Fig. 5: MAFB is critical to β-cell identity.

a Representative Western blotting from three independent experiments for MAFB protein (37 kDa) expression in MAFB−/− and iHygroMAFB rescue cells with or without DOX as indicated. Vinculin (114 kDa) was used as a loading control. b Representative FC plots depicting the percentages of GFP+ cells and quantification at the β-cell stage (n = 3). P values by paired two-tailed t-test. c Representative GFP and Brightfield images from three independent experiments with or without DOX from live in vitro cell cultures at the β-cell stage.
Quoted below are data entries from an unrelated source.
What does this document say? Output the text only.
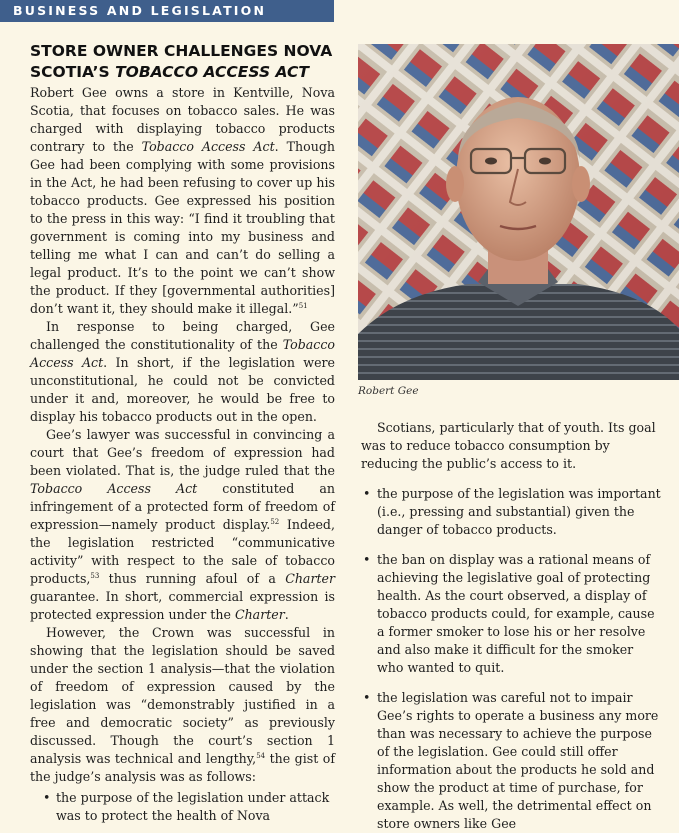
BUSINESS AND LEGISLATION
STORE OWNER CHALLENGES NOVA
SCOTIA’S TOBACCO ACCESS ACT

Robert Gee owns a store in Kentville, Nova Scotia, that focuses on tobacco sales. He was charged with displaying tobacco products contrary to the Tobacco Access Act. Though Gee had been complying with some provisions in the Act, he had been refusing to cover up his tobacco products. Gee expressed his position to the press in this way: “I find it troubling that government is coming into my business and telling me what I can and can’t do selling a legal product. It’s to the point we can’t show the product. If they [governmental authorities] don’t want it, they should make it illegal.”$^{51}$

In response to being charged, Gee challenged the constitutionality of the Tobacco Access Act. In short, if the legislation were unconstitutional, he could not be convicted under it and, moreover, he would be free to display his tobacco products out in the open.

Gee’s lawyer was successful in convincing a court that Gee’s freedom of expression had been violated. That is, the judge ruled that the Tobacco Access Act constituted an infringement of a protected form of freedom of expression—namely product display.$^{52}$ Indeed, the legislation restricted “communicative activity” with respect to the sale of tobacco products,$^{53}$ thus running afoul of a Charter guarantee. In short, commercial expression is protected expression under the Charter.

However, the Crown was successful in showing that the legislation should be saved under the section 1 analysis—that the violation of freedom of expression caused by the legislation was “demonstrably justified in a free and democratic society” as previously discussed. Though the court’s section 1 analysis was technical and lengthy,$^{54}$ the gist of the judge’s analysis was as follows:

• the purpose of the legislation under attack was to protect the health of Nova
Robert Gee

Scotians, particularly that of youth. Its goal was to reduce tobacco consumption by reducing the public’s access to it.

• the purpose of the legislation was important (i.e., pressing and substantial) given the danger of tobacco products.
• the ban on display was a rational means of achieving the legislative goal of protecting health. As the court observed, a display of tobacco products could, for example, cause a former smoker to lose his or her resolve and also make it difficult for the smoker who wanted to quit.
• the legislation was careful not to impair Gee’s rights to operate a business any more than was necessary to achieve the purpose of the legislation. Gee could still offer information about the products he sold and show the product at time of purchase, for example. As well, the detrimental effect on store owners like Gee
Scale bars, 100 μm. d The mRNA expression patterns of designated genes for islet hormones and selected transcription factors (INS, GCG, SST, PPY, PDX1, and MAFA) as measured by quantitative PCR analysis in the presence or absence of DOX (n = 3). P values by paired two-tailed t-test. *P < 0.05, **P < 0.01, ***P < 0.001, ****P < 0.0001. e Representative FC plots depicting the percentages of indicated markers at the indicated cell stages (n = 3 or 4, biologically independent samples for MAFB+/+, +/−, and −/− iPSC differentiation). f Quantification of the indicated cell populations from FC plots in (e), normalized to the unedited control, set to 1. g Representative IF images from three independent experiments at the DE, PP, and β-like cell stages of differentiation for the respective markers as indicated. Scale bars, 50 μm. P values by one-way ANOVA followed by Dunnett’s multiple comparisons test were *P < 0.05, **P < 0.01, ***P < 0.001, ****P < 0.0001.